Wisconsin State Bird

Wisconsin is the 30th state to become a US state. It got the news on May 29 of the year 1848. Madison is the capital city of Wisconsin. As for the nickname of the state, did you know it is called the Badger state? The Wisconsin state bird is one of the most beloved ones in America.  

What is the State Bird of Wisconsin?

The designated state bird of Wisconsin is none other than the American Robin. It has been the state bird since 1949. The American Robin won this race by popular voting among school children. In fact, the bird species had twice the vote of any other options among the birds. Wisconsin shares its state bird with Connecticut and Michigan.

What Makes the State Bird of Wisconsin Unusual?

There is actually nothing particularly unusual about the American Robin. Even their call, though extremely sweet-sounding, isn’t something to marvel at. However, waking up to their songs can brighten people’s day. They simply bring about happiness with them whenever they sing. Their appearance also suits this quality of theirs. They are an extremely small bird species with a black upper body and a red chest. The red chest can be on the brown side in female Robins.


American Robin Migration

Wisconsin State Bird Facts

Let’s get to know the Wisconsin official state bird a little more!

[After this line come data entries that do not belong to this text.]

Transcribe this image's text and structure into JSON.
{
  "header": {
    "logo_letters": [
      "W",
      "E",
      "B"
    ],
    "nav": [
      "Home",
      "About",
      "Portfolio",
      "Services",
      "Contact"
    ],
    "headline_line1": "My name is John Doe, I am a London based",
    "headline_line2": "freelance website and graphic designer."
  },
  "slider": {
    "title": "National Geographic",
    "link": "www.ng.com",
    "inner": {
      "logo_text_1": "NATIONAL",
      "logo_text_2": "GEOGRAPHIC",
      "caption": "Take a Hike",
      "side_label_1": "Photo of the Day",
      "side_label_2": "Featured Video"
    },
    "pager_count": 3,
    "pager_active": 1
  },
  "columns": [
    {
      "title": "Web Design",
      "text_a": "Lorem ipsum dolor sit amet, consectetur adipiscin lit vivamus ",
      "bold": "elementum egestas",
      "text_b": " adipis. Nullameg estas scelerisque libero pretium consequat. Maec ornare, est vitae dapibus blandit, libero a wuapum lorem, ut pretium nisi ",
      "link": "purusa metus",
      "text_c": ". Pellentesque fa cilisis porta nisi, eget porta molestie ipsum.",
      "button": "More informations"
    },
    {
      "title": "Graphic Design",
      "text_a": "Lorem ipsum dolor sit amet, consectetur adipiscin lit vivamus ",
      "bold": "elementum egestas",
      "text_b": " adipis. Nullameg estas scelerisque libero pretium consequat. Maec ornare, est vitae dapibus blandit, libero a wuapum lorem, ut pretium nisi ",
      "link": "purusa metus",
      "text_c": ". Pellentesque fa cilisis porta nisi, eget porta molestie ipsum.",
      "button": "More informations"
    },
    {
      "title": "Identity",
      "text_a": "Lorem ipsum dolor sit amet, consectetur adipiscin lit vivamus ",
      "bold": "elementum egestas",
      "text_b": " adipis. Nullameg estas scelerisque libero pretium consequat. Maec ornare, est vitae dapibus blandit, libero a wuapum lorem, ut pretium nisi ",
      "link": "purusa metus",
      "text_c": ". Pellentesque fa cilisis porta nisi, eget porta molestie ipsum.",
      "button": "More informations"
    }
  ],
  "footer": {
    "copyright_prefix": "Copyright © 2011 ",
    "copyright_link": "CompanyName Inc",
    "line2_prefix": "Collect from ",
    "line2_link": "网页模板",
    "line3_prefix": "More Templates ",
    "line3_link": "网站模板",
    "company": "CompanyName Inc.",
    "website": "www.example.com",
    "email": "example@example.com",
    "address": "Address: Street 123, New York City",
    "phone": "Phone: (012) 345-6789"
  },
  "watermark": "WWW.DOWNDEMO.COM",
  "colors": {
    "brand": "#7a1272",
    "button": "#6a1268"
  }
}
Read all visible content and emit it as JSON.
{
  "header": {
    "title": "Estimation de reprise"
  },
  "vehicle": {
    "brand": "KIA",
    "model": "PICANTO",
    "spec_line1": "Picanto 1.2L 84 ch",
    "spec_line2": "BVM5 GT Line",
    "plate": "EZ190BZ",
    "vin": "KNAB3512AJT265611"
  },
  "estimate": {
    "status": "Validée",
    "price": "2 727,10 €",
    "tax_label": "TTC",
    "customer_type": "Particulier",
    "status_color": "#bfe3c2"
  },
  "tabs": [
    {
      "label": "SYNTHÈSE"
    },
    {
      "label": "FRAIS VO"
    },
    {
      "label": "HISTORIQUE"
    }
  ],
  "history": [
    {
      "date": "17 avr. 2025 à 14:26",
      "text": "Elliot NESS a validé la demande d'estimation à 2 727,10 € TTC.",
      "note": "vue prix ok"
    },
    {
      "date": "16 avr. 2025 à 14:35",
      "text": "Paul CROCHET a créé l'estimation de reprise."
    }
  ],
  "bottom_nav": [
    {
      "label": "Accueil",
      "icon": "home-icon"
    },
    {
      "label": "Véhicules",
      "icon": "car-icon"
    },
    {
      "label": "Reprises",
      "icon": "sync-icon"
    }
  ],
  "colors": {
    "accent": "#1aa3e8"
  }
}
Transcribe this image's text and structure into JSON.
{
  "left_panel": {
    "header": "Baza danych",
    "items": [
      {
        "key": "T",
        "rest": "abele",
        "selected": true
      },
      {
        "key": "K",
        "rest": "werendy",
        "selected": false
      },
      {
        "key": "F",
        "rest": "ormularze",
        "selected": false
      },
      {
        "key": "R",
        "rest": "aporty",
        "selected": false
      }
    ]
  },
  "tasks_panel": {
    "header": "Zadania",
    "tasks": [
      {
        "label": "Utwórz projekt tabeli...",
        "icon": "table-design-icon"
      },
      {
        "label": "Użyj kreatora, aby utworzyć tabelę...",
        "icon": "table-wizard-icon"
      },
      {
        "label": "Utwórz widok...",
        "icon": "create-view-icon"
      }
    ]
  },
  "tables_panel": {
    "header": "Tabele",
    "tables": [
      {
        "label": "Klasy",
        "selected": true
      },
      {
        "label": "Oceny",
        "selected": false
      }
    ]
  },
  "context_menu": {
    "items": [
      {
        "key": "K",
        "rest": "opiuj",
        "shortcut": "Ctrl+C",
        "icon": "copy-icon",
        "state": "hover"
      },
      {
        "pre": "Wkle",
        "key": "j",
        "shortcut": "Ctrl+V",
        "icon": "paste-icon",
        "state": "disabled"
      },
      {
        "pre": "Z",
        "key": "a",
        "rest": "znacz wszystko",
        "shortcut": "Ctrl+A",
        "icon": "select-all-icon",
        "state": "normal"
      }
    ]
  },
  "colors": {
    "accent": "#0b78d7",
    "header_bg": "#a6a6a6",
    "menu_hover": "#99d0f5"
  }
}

1 . Three successful broods are produced by American Robin in a single year. Yet, on average, only 40 percent of these broods manage to be born successfully. By the time November is near, the broods are down to 25 percent. When a year has passed, about half of this 25 percent is still alive. It is truly sad that though American Robins have a lifespan of 14 years, the record for surviving the most years is a mere 6 years for them.

2. American Robins eat a lot of fruits during winter and fall. Sometimes, they end up consuming a massive amount of honeysuckle. When they do, they end up intoxicated. A drunk Robin is somewhat of a funny sight. They seem to become more cheerful than normal and fly around more haphazardly than usual.

3. Robins maintain a routine when it comes to their food consumption. The very early morning sees them specifically looking for earthworms. Once the afternoon is near, they start searching for fruits to eat. They are a frequent visitor to the backyard of most of America. They specifically look for food in the lawns. Sadly, this is one of the reasons Robin tends to die a lot. As American soil has lots of pesticides, they have a high chance of being poisoned from consuming the food from these lawns.

Final Thoughts

The sweet sound of the American Robin is heard all over Wisconsin. You don’t need to go out of your way to find an American Robin. There is a huge chance that Robin will be waking you up from a good night’s sleep by singing in your backyard.